Vio una botella de vino francés en la encimera y decidió servirse una copa. No tenía que conducir y la limusina la dejaría en su casa a la hora convenida. Esa botella no tenía tapón de rosca y se puso a buscar un sacacorchos.


El primer sorbo le confirmó lo que suponía. El vino caro era mucho mejor que el que ella podía permitirse. Cerró los ojos y sonrió. Se le había ocurrido una idea.


Los caprichos no entraban entre las costumbres de una madre soltera. Ya no se acordaba de cuándo había hecho algo para sí misma que no fuera darse una ducha muy rápida y sin dejar de estar pendiente de Chloe y Macarena. Subió las escaleras y fue al dormitorio principal. Era muy lujoso aunque discreto. Tenía una cama cubierta con un edredón muy acogedor de color crema. No tenía cabecero. Tampoco había cuadros en las paredes y en la mesilla sólo se veía, aparte de la lámpara, el mando a distancia de la televisión, que ella supuso que estaría oculta en una cómoda que había enfrente de la cama.
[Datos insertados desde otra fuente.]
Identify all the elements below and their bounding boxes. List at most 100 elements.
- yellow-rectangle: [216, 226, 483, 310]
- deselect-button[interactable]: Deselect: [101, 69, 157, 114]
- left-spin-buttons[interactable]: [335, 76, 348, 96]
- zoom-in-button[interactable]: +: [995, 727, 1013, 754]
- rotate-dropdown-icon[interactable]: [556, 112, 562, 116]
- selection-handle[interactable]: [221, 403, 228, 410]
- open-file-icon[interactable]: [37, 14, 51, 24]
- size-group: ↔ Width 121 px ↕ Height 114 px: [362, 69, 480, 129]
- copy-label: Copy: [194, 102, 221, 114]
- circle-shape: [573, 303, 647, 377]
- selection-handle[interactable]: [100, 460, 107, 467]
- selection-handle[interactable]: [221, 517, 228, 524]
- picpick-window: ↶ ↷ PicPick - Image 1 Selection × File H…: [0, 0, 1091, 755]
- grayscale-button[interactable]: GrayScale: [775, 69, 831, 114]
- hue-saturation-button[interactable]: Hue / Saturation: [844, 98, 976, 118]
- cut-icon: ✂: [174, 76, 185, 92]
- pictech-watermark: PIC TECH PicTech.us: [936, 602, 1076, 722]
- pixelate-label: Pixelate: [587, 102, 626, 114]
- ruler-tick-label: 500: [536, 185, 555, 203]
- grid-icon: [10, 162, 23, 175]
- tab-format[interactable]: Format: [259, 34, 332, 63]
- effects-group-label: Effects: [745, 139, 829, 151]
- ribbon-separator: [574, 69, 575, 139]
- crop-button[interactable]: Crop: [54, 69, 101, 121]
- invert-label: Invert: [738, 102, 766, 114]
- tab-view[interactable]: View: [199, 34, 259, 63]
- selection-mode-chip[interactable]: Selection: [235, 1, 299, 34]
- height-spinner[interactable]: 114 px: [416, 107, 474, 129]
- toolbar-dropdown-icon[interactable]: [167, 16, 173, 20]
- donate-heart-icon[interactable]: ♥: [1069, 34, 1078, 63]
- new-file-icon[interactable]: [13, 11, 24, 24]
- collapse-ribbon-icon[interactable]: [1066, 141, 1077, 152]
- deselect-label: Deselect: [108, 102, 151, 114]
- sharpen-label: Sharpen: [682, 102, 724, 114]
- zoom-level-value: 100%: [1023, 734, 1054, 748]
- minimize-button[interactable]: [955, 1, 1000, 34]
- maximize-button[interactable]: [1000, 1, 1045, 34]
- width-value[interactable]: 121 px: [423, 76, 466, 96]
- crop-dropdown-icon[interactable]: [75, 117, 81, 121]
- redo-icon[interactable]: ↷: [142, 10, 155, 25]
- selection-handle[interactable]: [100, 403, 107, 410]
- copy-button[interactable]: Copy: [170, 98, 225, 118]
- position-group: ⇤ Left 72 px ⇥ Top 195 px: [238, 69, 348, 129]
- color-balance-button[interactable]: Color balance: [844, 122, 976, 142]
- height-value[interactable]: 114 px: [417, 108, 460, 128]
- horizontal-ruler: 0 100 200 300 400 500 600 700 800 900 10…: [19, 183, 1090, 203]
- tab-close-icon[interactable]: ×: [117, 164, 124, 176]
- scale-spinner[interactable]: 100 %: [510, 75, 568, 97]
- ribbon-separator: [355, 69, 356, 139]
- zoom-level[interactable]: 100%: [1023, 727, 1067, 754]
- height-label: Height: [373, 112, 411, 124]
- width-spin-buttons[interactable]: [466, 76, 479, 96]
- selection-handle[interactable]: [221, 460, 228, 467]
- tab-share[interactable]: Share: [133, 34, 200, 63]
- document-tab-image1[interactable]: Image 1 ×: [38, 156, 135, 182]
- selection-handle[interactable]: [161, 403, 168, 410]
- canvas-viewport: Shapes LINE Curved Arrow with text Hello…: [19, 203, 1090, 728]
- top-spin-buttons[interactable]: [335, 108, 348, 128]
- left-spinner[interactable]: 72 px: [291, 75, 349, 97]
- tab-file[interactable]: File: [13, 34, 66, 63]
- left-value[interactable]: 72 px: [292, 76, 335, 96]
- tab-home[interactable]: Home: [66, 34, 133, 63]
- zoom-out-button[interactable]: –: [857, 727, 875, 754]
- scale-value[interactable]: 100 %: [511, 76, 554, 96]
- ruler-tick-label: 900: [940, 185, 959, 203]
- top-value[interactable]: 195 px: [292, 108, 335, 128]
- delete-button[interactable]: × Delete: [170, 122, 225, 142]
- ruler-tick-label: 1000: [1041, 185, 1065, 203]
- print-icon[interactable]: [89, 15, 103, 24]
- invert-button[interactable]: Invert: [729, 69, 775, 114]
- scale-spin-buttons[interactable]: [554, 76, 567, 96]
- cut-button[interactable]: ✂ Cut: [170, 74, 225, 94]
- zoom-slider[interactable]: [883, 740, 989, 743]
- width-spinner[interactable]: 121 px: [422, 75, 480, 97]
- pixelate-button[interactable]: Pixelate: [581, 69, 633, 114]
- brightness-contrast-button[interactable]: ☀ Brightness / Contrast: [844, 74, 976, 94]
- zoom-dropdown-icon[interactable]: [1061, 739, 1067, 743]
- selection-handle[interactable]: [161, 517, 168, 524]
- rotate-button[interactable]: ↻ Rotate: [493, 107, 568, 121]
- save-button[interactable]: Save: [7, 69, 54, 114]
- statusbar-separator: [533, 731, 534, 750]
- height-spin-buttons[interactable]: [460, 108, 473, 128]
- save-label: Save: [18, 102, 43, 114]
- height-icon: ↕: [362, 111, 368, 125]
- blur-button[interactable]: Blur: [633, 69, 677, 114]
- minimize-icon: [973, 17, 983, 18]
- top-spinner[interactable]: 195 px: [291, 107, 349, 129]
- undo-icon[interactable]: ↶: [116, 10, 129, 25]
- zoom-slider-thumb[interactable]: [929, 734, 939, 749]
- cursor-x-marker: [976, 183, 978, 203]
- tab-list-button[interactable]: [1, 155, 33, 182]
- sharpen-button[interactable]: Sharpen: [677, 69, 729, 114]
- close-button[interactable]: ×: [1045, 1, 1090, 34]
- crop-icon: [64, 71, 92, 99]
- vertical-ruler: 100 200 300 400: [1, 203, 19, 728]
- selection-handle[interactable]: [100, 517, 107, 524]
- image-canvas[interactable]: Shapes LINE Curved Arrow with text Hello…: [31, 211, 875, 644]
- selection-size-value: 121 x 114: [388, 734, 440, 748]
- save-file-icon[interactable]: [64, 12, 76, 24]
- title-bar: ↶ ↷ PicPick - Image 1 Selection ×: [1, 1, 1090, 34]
Si Sylvia no hubiera cedido, ella quizá hubiera dormido allí, en la cama de él. Aunque lo más probable era que hubiese dormido en alguno de los dormitorios que daban al vestíbulo. 


Aun así, la puntualización no sirvió para evitar que le pasara por la cabeza una imagen mucho menos casta de lo que habría sido la realidad. 


Lo achacó al estrés, a dos años de abstinencia y a una copa de vino de verdad; dio otro sorbo.